El 3 de agosto del mismo año, The Libertines cancelaron su presentación en el Festival de Scarborough, porque al bueno de Pete se le ocurrió faltar al evento por una discusión con Carl Barat, guitarrista del grupo.

Todo eso no opacó el lanzamiento de su LP debut, Up in the Bracket. Producido por Mick Jones de The Clash, el grupo sonaba como una mezcla de The Smiths, The Kinks, The Small Faces y The Strokes, canciones como “Horrorshow”, sobre una ex novia de Doherty, “Time for Heroes” o “Boys in the band” se transformaron en clásicos instantáneos.

El 5 de junio de 2003 la adicción a la heroína, el hash y el crack comenzó a hacer mella en Pete, que canceló su gira europea, dejó de hablarse por un mes con Barat, y entró por sólo cinco días a una clínica de rehabilitación.
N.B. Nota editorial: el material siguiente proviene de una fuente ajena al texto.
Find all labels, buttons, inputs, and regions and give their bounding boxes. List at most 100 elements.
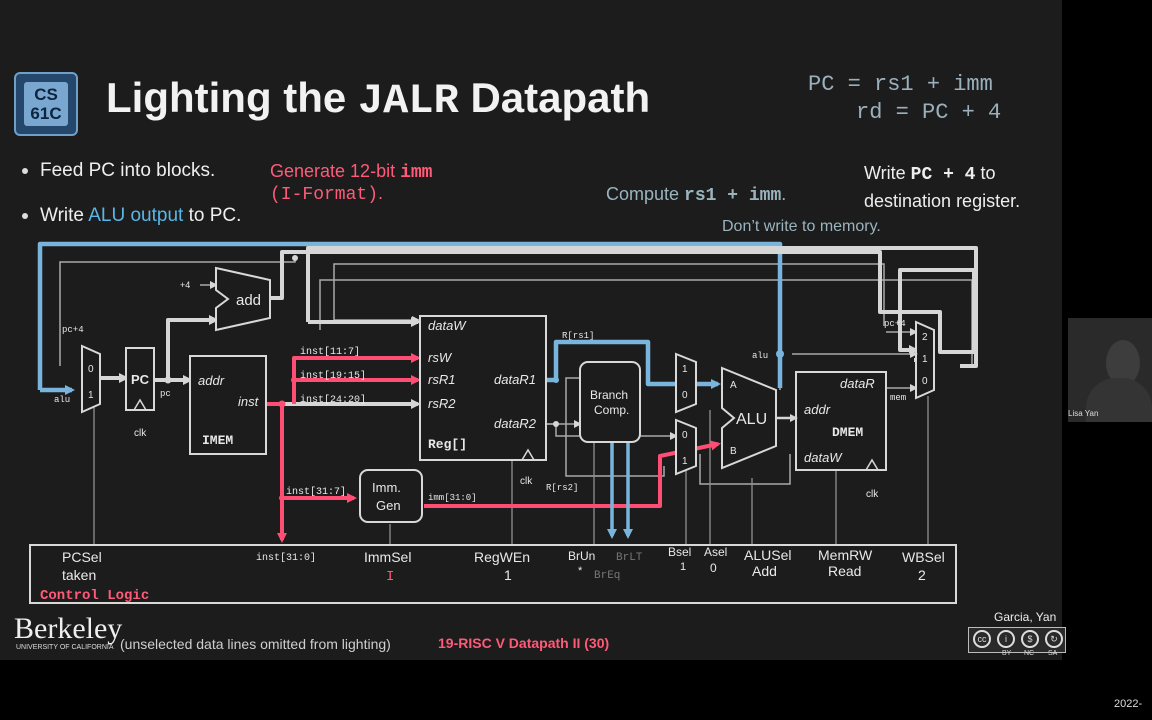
- pc-clk-triangle: [133, 398, 147, 411]
- junction-pc4: [292, 255, 298, 261]
- bullet-2-post: to PC.: [183, 205, 242, 226]
- slide-title: Lighting the JALR Datapath: [106, 74, 650, 125]
- junction-rs2: [553, 421, 559, 427]
- bullet-2-highlight: ALU output: [88, 205, 184, 226]
- ctl-memrw-value: Read: [828, 563, 861, 579]
- berkeley-subtitle: UNIVERSITY OF CALIFORNIA: [16, 644, 114, 651]
- footer-lecture: 19-RISC V Datapath II (30): [438, 635, 610, 651]
- bsel-mux-0: 0: [682, 430, 688, 441]
- authors: Garcia, Yan: [994, 610, 1057, 624]
- wb-mux-0: 0: [922, 376, 928, 387]
- control-inst-label: inst[31:0]: [256, 552, 316, 564]
- alu-block: [721, 366, 777, 470]
- cc-label-sa: SA: [1048, 650, 1058, 657]
- inst-11-7: inst[11:7]: [300, 346, 360, 358]
- note-generate-imm: Generate 12-bit imm (I-Format).: [270, 161, 432, 205]
- berkeley-logo-text: Berkeley: [14, 612, 123, 645]
- bsel-mux-1: 1: [682, 456, 688, 467]
- immgen-block: [359, 469, 423, 523]
- ctl-breq-label: BrEq: [594, 570, 620, 582]
- wb-mux-2: 2: [922, 332, 928, 343]
- datapath-diagram: add +4 0 1 pc+4 alu PC clk pc addr inst …: [29, 241, 978, 604]
- ctl-immsel-value: I: [386, 569, 394, 585]
- inst-31-7: inst[31:7]: [286, 486, 346, 498]
- pc4-right-label: pc+4: [884, 319, 906, 329]
- gen-line2-post: .: [378, 183, 384, 203]
- junction-alu: [776, 350, 784, 358]
- ctl-brlt-label: BrLT: [616, 552, 643, 564]
- dmem-block: [795, 371, 887, 471]
- logo-text-bottom: 61C: [30, 104, 62, 123]
- dmem-dataw: dataW: [804, 450, 843, 465]
- inst-24-20: inst[24:20]: [300, 394, 366, 406]
- bullet-2: Write ALU output to PC.: [22, 205, 241, 227]
- webcam-body: [1086, 378, 1152, 422]
- add-block: [215, 266, 271, 332]
- mem-label: mem: [890, 393, 906, 403]
- reg-label: Reg[]: [428, 437, 467, 452]
- gen-line1-pre: Generate 12-bit: [270, 161, 401, 181]
- bsel-mux: [675, 418, 697, 476]
- reg-rsr2: rsR2: [428, 396, 456, 411]
- cc-icon: cc: [973, 630, 991, 648]
- bullet-dot: [22, 167, 28, 174]
- junction-inst: [278, 400, 286, 408]
- ctl-asel-label: Asel: [704, 545, 727, 559]
- asel-mux-1: 1: [682, 364, 688, 375]
- dmem-clk-triangle: [865, 458, 879, 471]
- wire-wb-out: [306, 246, 978, 368]
- ctl-alusel-value: Add: [752, 563, 777, 579]
- wb-mux-1: 1: [922, 354, 928, 365]
- webcam-name: Lisa Yan: [1068, 409, 1099, 418]
- ctl-asel-value: 0: [710, 561, 717, 575]
- write-mono: PC + 4: [910, 165, 976, 185]
- logo-text-top: CS: [34, 85, 58, 104]
- ctl-memrw-label: MemRW: [818, 547, 873, 563]
- footer-note: (unselected data lines omitted from ligh…: [120, 636, 391, 652]
- dmem-addr: addr: [804, 402, 831, 417]
- asel-mux: [675, 352, 697, 414]
- pc-mux-1: 1: [88, 390, 94, 401]
- imem-block: [189, 355, 267, 455]
- ctl-regwen-label: RegWEn: [474, 549, 530, 565]
- asel-mux-0: 0: [682, 390, 688, 401]
- imm-label-2: Gen: [376, 498, 401, 513]
- ctl-brun-label: BrUn: [568, 549, 595, 563]
- equation-line-1: PC = rs1 + imm: [808, 72, 993, 97]
- bullet-1-text: Feed PC into blocks.: [40, 160, 216, 181]
- control-wires: [93, 396, 929, 545]
- ctl-regwen-value: 1: [504, 567, 512, 583]
- cs61c-logo: CS 61C: [14, 72, 78, 136]
- bullet-1: Feed PC into blocks.: [22, 160, 215, 182]
- title-post: Datapath: [458, 74, 651, 121]
- compute-post: .: [781, 184, 787, 204]
- r-rs2-label: R[rs2]: [546, 483, 578, 493]
- pc-register-label: PC: [131, 372, 150, 387]
- add-label: add: [236, 292, 261, 309]
- webcam-tile: Lisa Yan: [1068, 318, 1152, 422]
- reg-rsr1: rsR1: [428, 372, 455, 387]
- ctl-wbsel-label: WBSel: [902, 549, 945, 565]
- junction-inst-2: [291, 377, 297, 383]
- gen-line2-mono: (I-Format): [270, 185, 379, 205]
- cc-label-by: BY: [1002, 650, 1012, 657]
- ctl-immsel-label: ImmSel: [364, 549, 411, 565]
- logo-chip: CS 61C: [24, 82, 68, 126]
- imem-inst: inst: [238, 394, 260, 409]
- reg-clk-label: clk: [520, 476, 533, 487]
- clock-date: 2022-: [1114, 698, 1143, 710]
- ctl-pcsel-value: taken: [62, 567, 96, 583]
- dmem-label: DMEM: [832, 425, 863, 440]
- alu-right-label: alu: [752, 351, 768, 361]
- dmem-datar: dataR: [840, 376, 875, 391]
- alu-b-label: B: [730, 446, 737, 457]
- cc-label-nc: NC: [1024, 650, 1035, 657]
- imm-out-label: imm[31:0]: [428, 493, 477, 503]
- imem-addr: addr: [198, 373, 225, 388]
- wire-pc4-path: [270, 250, 976, 355]
- bullet-dot: [22, 212, 28, 219]
- wire-rs2-branch: [565, 377, 665, 477]
- nc-icon: $: [1021, 630, 1039, 648]
- cc-license-badge: cc i $ ↻: [968, 627, 1066, 653]
- branch-label-1: Branch: [590, 388, 628, 402]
Y el 25 de julio siguiente Doherty fue protagonista de su propio robo del siglo: entró a la casa de Barat y se llevó una laptop, instrumentos y electrodomésticos varios para venderlos y así poder sostener los costos de sus vicios.

En agosto se declaró culpable de todo, menos de la desaparición de 200 libras y una estatuilla de los premios del New Musical Express, y fue condenado a seis meses de cárcel.

Tras pasar un mes en prisión, las apelaciones hicieron que Pete quedara en libertad bajo fianza, Doherty y Barat se amigaron y compusieron juntos el segundo disco del grupo, The Libertines.

El primer single de la placa, “Can’t stand me now”, hizo referencia a las peleas del grupo e intentaste culpar a la heroína.

La vida de desorden del músico continuó y la semana pasada Pete forma parte de un trifulca con un actor de segunda categoría que murió al caer de un segundo piso.

Dato

Otra que no tiene paz es Kate Moss. Ahora, a la modelo británica la acusan de políticamente incorrecta por su participación en campañas de líneas de ropa que usan pieles de animales.